Sunday, March 2, 2014

More Art in Saint John's Hospital and the Memling Museum


The Memling Museum is located in the former wards and church of Saint John's Hospital. And a few more pieces of religious art displayed here are worth mentioning, especially because our local tour guide, Daniella, was so impassioned and eager to share details about them.


One was the gilded oak shrine built especially for the mortal remains of Saint Ursula and decorated with paintings by Memling. It was brought to the church in 1489. Ursula, yet another Christian martyred by the ancient Romans, became a sensation in the Middle Ages when builders in Cologne, Germany unearthed a huge pile of bones believed to belong to her and her 11,000 slaughtered cohorts.

 
The shrine, carved of wood and covered with gold, looks like a miniature Gothic church (similar to the hospital's church). Memling was asked to fill in the little reproduction's stained-glass windows with six arch-shaped paintings describing Ursula's well-known legend. Daniella circled us around the shrine while explaining the story. Most people couldn't read in the Middle Ages, of course, so they received their lessons from paintings and drawings.


The other piece of art that Daniella was passionate about was Memling's "Portrait of a Young Woman" painted in 1480. Memling's bread-and-butter at the time were portraits created for families of wealthy merchants, especially those visiting from Italy and Portugal, and this is the only portrait of an individual woman by the artist to have survived. The young woman looks out of the frame as if she were looking out a window, with her hands resting on the sill and fingertips sticking over--in a trompe-l'oeil technique, a process frequently applied by Memling.

Her simple-looking clothes were actually high-class in their day and the dark damask dress is brightened by a red sash and detachable white collar. The transparent veil does not hide her hairline, which is shaved, nor her plucked brows which were done to get that clean, high-forehead look--very popular at the time and signifying her family's wealth. This is also apparent from the jewelry she wears--a gem-encrusted pendant cross and no fewer than seven gold rings.

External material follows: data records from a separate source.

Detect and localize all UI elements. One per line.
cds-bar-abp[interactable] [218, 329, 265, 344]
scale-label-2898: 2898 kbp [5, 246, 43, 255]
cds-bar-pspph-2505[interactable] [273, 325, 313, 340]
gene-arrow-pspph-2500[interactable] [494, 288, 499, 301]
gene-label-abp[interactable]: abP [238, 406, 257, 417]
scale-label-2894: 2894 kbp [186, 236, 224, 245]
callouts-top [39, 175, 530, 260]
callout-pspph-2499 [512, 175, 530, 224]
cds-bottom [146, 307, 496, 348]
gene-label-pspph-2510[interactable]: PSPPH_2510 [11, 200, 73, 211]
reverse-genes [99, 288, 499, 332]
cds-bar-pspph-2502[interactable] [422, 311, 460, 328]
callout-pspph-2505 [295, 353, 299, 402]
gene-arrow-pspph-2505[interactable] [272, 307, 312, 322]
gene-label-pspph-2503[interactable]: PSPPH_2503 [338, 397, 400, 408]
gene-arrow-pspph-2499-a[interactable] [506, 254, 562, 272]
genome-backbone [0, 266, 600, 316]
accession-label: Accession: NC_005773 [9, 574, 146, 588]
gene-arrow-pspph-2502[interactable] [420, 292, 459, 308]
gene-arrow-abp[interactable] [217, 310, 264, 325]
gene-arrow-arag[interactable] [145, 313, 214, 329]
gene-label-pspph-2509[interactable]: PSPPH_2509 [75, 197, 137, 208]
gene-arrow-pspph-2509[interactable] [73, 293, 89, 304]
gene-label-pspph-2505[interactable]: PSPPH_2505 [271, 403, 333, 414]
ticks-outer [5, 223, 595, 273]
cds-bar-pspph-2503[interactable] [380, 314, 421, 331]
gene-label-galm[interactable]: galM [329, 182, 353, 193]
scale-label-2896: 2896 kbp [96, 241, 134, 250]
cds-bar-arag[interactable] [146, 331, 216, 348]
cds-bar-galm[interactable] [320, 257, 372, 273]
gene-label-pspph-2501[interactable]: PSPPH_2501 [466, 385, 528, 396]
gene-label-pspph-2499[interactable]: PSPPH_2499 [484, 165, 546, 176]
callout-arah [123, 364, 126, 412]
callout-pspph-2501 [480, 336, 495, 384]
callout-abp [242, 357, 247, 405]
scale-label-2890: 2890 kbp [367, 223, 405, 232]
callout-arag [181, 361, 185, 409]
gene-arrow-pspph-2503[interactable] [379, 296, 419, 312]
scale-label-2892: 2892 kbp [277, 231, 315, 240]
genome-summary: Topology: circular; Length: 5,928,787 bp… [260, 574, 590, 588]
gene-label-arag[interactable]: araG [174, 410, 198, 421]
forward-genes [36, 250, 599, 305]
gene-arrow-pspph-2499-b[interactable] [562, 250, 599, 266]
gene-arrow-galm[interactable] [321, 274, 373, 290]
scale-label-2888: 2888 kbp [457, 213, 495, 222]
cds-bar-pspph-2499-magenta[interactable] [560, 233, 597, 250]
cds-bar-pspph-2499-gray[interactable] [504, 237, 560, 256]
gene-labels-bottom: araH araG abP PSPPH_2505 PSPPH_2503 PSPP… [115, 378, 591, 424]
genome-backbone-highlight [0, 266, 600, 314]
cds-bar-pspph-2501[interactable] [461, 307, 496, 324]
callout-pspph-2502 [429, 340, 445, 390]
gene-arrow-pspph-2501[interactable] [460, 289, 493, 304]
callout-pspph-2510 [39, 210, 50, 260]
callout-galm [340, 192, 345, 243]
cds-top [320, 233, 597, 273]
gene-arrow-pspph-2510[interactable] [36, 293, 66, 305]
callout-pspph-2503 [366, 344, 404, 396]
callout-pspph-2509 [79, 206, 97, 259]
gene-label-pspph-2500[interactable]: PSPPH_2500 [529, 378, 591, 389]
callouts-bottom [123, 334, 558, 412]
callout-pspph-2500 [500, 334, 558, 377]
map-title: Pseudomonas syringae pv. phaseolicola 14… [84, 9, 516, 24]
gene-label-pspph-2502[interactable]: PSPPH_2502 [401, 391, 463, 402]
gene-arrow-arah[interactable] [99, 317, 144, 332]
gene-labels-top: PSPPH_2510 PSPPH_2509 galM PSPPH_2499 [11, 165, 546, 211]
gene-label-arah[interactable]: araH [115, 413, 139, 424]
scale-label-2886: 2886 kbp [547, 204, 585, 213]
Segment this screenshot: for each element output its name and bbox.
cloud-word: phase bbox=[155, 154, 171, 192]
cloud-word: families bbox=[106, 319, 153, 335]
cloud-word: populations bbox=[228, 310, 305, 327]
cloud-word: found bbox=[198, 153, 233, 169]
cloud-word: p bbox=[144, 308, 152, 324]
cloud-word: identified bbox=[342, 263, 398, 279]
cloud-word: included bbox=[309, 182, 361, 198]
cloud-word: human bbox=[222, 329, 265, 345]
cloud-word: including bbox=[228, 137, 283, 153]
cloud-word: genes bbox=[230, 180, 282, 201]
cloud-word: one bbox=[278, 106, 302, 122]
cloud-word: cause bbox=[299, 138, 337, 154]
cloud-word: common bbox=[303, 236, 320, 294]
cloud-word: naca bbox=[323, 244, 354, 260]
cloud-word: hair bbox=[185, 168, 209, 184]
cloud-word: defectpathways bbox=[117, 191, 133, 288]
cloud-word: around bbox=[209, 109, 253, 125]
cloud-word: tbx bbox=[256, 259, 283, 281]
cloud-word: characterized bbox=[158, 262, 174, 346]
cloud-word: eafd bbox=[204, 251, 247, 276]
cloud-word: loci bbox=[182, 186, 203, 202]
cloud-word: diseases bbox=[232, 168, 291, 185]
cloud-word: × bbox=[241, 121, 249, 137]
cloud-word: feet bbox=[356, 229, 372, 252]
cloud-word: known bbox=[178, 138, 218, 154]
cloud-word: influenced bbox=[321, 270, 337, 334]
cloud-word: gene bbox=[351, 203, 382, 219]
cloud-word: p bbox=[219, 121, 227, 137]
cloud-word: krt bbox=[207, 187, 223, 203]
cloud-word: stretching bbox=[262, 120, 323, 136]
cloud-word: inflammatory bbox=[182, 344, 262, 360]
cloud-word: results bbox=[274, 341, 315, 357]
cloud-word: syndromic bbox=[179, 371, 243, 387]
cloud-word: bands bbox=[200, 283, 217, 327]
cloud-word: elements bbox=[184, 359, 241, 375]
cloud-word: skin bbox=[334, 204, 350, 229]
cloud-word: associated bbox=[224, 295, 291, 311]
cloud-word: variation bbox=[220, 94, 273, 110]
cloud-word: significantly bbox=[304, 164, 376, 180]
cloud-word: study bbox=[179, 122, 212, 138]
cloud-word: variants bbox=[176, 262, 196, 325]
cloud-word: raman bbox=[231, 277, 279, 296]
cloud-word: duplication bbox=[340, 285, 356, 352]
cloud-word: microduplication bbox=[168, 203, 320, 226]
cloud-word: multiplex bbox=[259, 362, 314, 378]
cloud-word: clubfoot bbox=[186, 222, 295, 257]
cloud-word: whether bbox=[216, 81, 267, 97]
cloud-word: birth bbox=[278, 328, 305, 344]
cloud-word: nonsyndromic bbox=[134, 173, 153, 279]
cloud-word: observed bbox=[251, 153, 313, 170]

So, who is she? The sign next to the painting identifies her as Sibylla (or Sibyl) of Sambetha on account of a scrolled inscription on the frame; but the sitter is unknown. She remains a mystery, her face unreadable and vacant. Rick Steves believes she's thinking, "It's time for a waffle." And Sam and I, in fact, did get a fancy waffle later that day at our favorite café in Jan Van Eyck Plein.